30 Jul 2010
Regard : Tamis
En mars dernier, le ministre tchadien de l’Education nationale a décidé de l’instauration de la biométrie pour lutter contre la fraude et limiter le nombre de candidats camerounais à son bac. Cette mesure s'ajoute à celle portant exigence du probatoire. Selon ce ministre en effet, certains camerounais fabriquaient de fausses identités pour faire composer d'autres compatriotes à leur place moyennant une somme d'argent. Des mesures qui viennent ainsi durcir les conditions d’obtention, pour les candidats camerounais, du baccalauréat tchadien qui a permis a plusieurs générations de nos élèves sans probatoire d’avoir un bac mais également, de pouvoir faire des études supérieures. Si on peut se féliciter de ce qu’au fil des ans le nombre de camerounais candidats à cet examen ait considérablement baissé, on ne peut que s’interroger sur l’opportunité de rayer le probatoire du système éducatif camerounais comme cela est envisagé depuis quelques années.

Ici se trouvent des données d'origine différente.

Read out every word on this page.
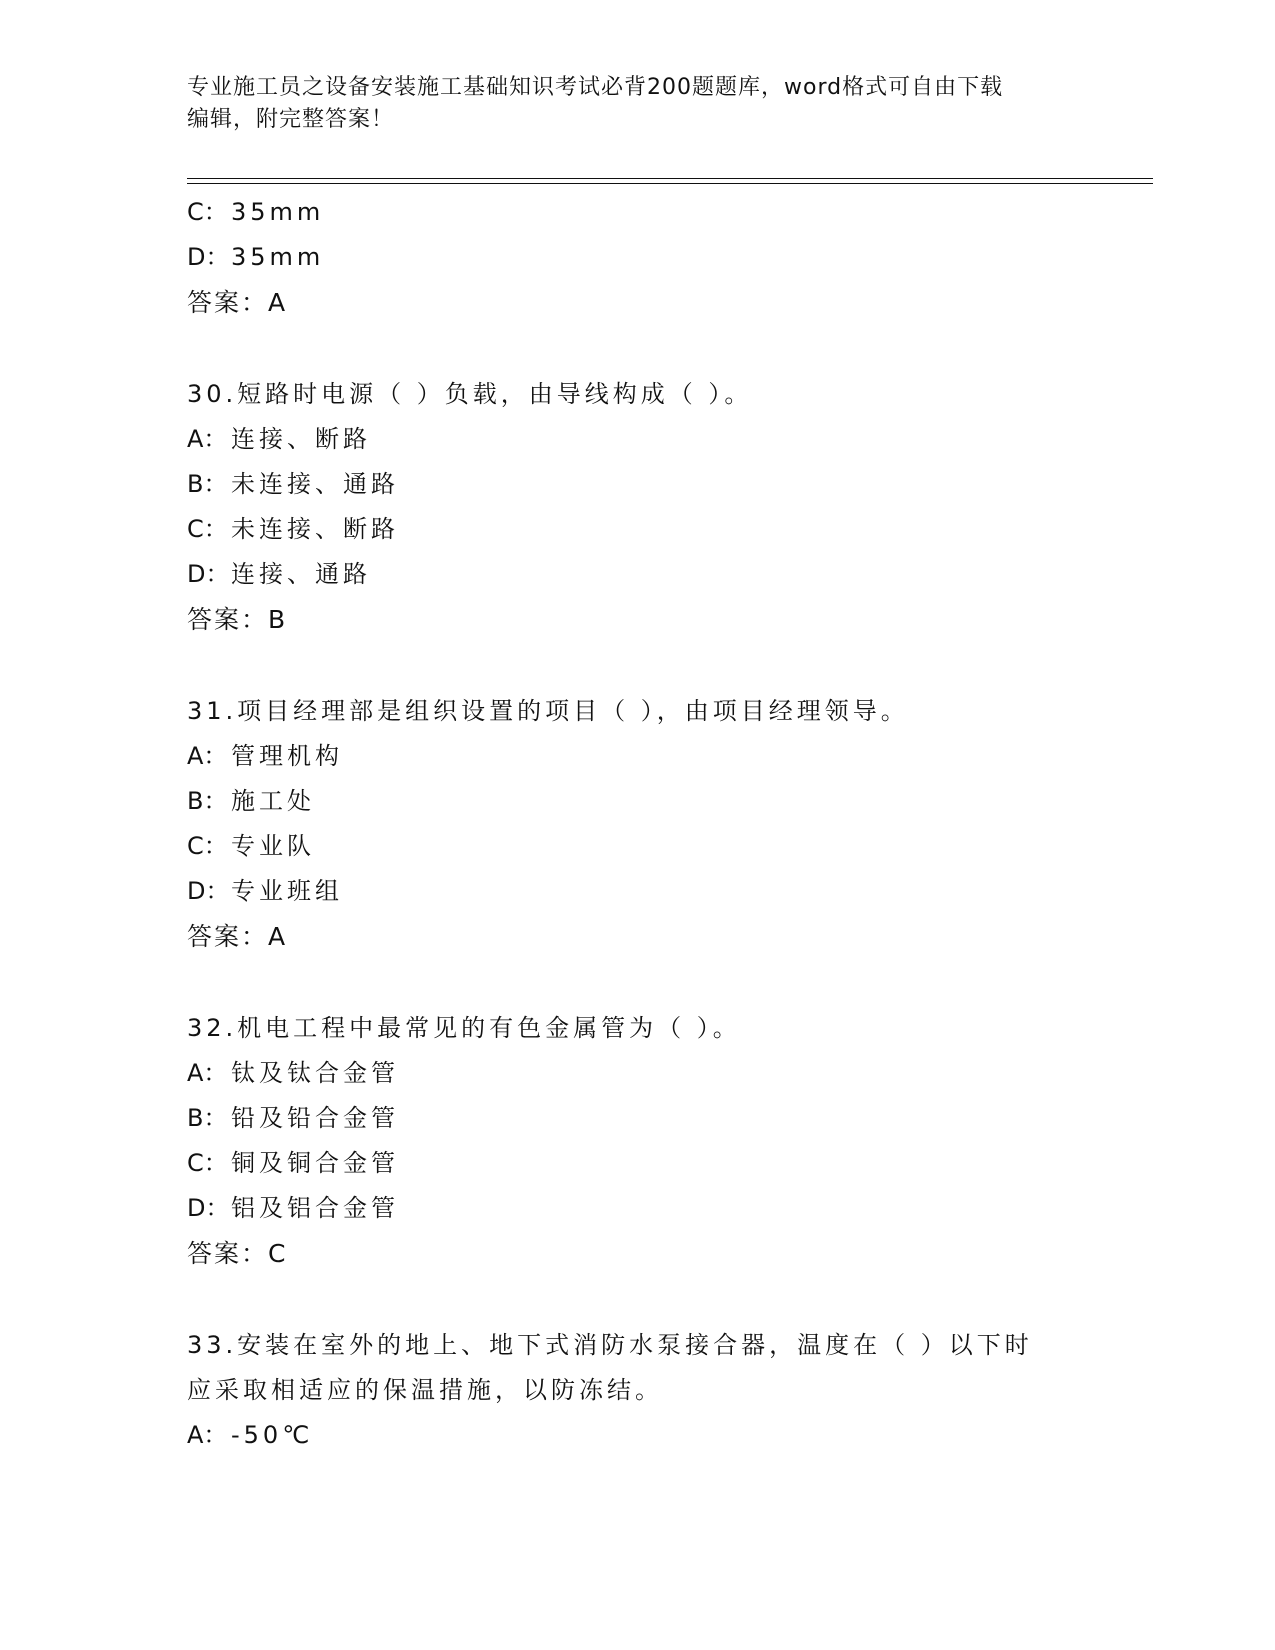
专业施工员之设备安装施工基础知识考试必背200题题库，word格式可自由下载
编辑，附完整答案！
C： 35mm
D：35mm
答案：A
30.短路时电源（ ）负载，由导线构成（ ）。
A： 连接、断路
B： 未连接、通路
C： 未连接、断路
D：连接、通路
答案：B
31.项目经理部是组织设置的项目（ ），由项目经理领导。
A： 管理机构
B： 施工处
C： 专业队
D：专业班组
答案：A
32.机电工程中最常见的有色金属管为（ ）。
A： 钛及钛合金管
B： 铅及铅合金管
C： 铜及铜合金管
D：铝及铝合金管
答案：C
33.安装在室外的地上、地下式消防水泵接合器，温度在（ ）以下时
应采取相适应的保温措施，以防冻结。
A： -50℃
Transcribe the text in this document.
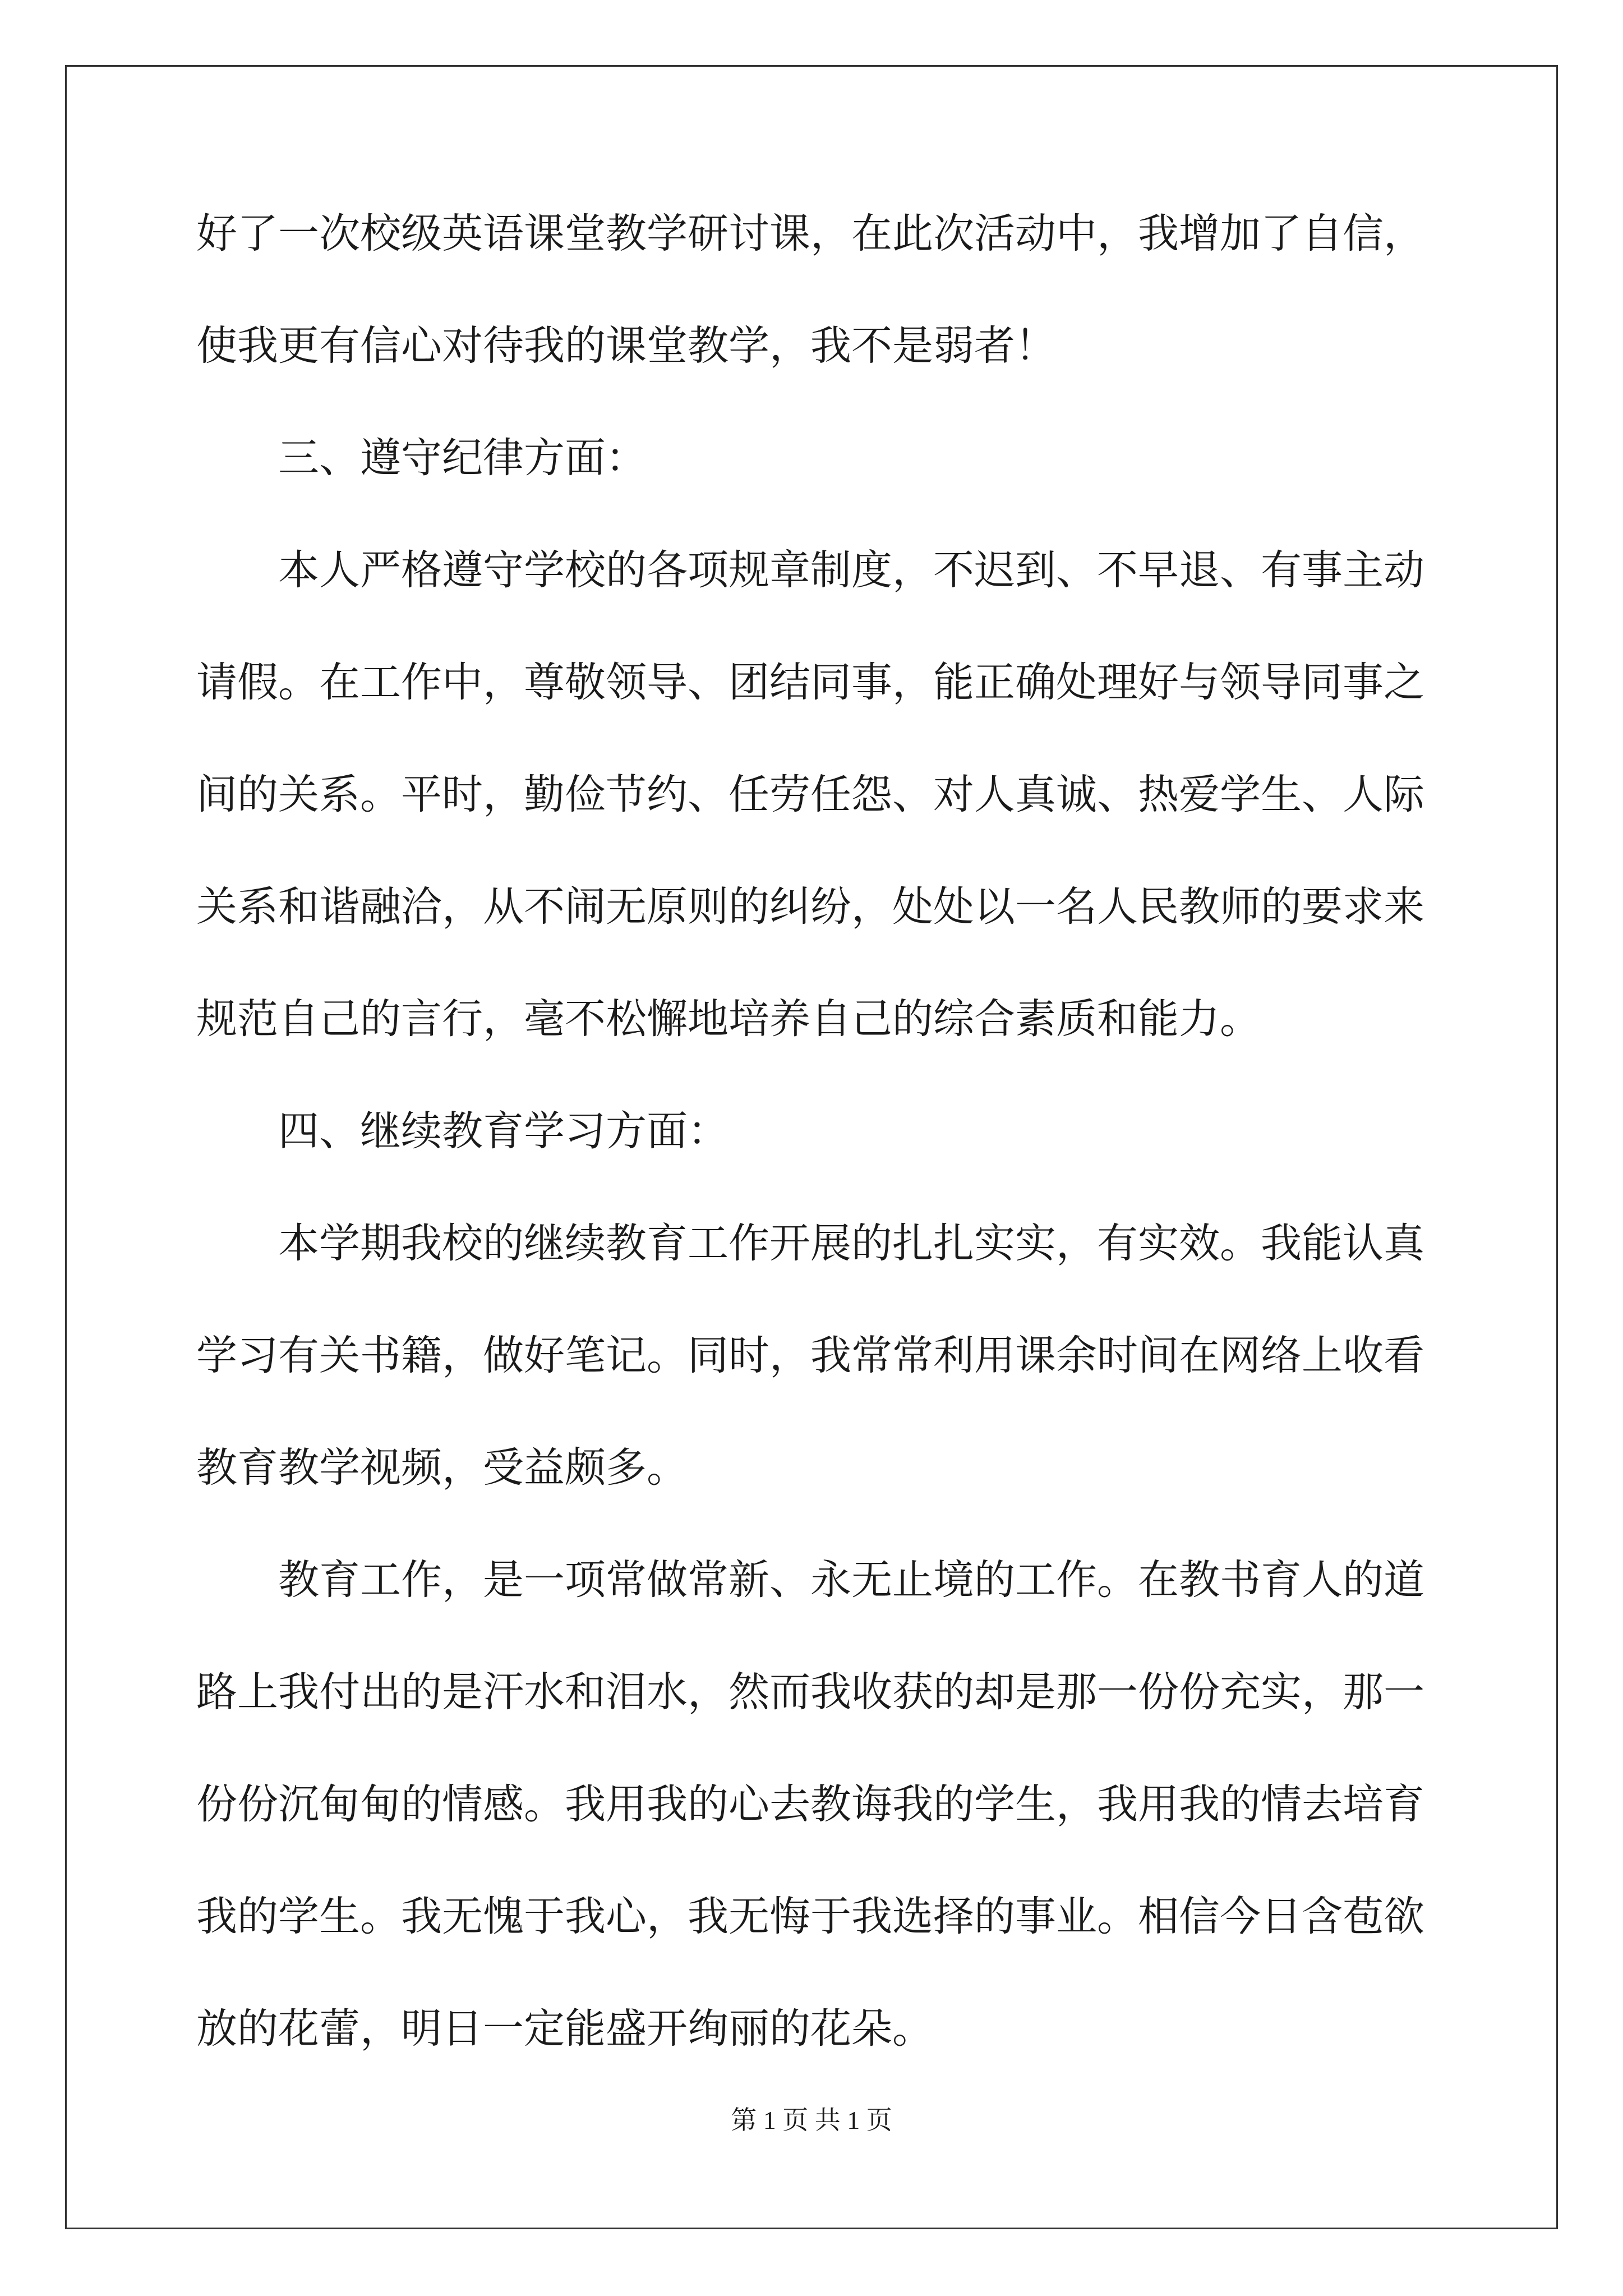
好了一次校级英语课堂教学研讨课，在此次活动中，我增加了自信，
使我更有信心对待我的课堂教学，我不是弱者！
三、遵守纪律方面：
本人严格遵守学校的各项规章制度，不迟到、不早退、有事主动
请假。在工作中，尊敬领导、团结同事，能正确处理好与领导同事之
间的关系。平时，勤俭节约、任劳任怨、对人真诚、热爱学生、人际
关系和谐融洽，从不闹无原则的纠纷，处处以一名人民教师的要求来
规范自己的言行，毫不松懈地培养自己的综合素质和能力。
四、继续教育学习方面：
本学期我校的继续教育工作开展的扎扎实实，有实效。我能认真
学习有关书籍，做好笔记。同时，我常常利用课余时间在网络上收看
教育教学视频，受益颇多。
教育工作，是一项常做常新、永无止境的工作。在教书育人的道
路上我付出的是汗水和泪水，然而我收获的却是那一份份充实，那一
份份沉甸甸的情感。我用我的心去教诲我的学生，我用我的情去培育
我的学生。我无愧于我心，我无悔于我选择的事业。相信今日含苞欲
放的花蕾，明日一定能盛开绚丽的花朵。
第 1 页 共 1 页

Ce d’autant que pareille initiative entraînerait irréversiblement un chamboulement de notre système éducatif. Ce projet qui prévoit une restructuration des cycles : le premier cycle pourra passer de quatre à cinq ans et le second cycle de trois à quatre ans, avec un sous cycle d’observation de deux ans et un sous cycle d’orientation de trois ans. Tout cela suppose une nouvelle dénomination du Bepc qui pourra se faire après cinq ans. Le probatoire sera supprimé et il faudrait un travail méticuleux pour définir les élèves qu’on aimerait avoir dans chaque sous cycle ou sous-cycle. Un sondage réalisé en 2008 sur le site educamer.org, démontre que les avis sont partagés sur la question. Ainsi, 42% de personnes se disaient pour la suppression de cet examen, 52% contre et 6% de la population sondée s’est dite neutre dans ce débat. Comme le précise Jean Kandem dans l’interview qu’il a accordée à notre reporter, le probatoire constitue pour le moment ce tamis ou cette passoire qui filtre les entrées en classe de Terminale.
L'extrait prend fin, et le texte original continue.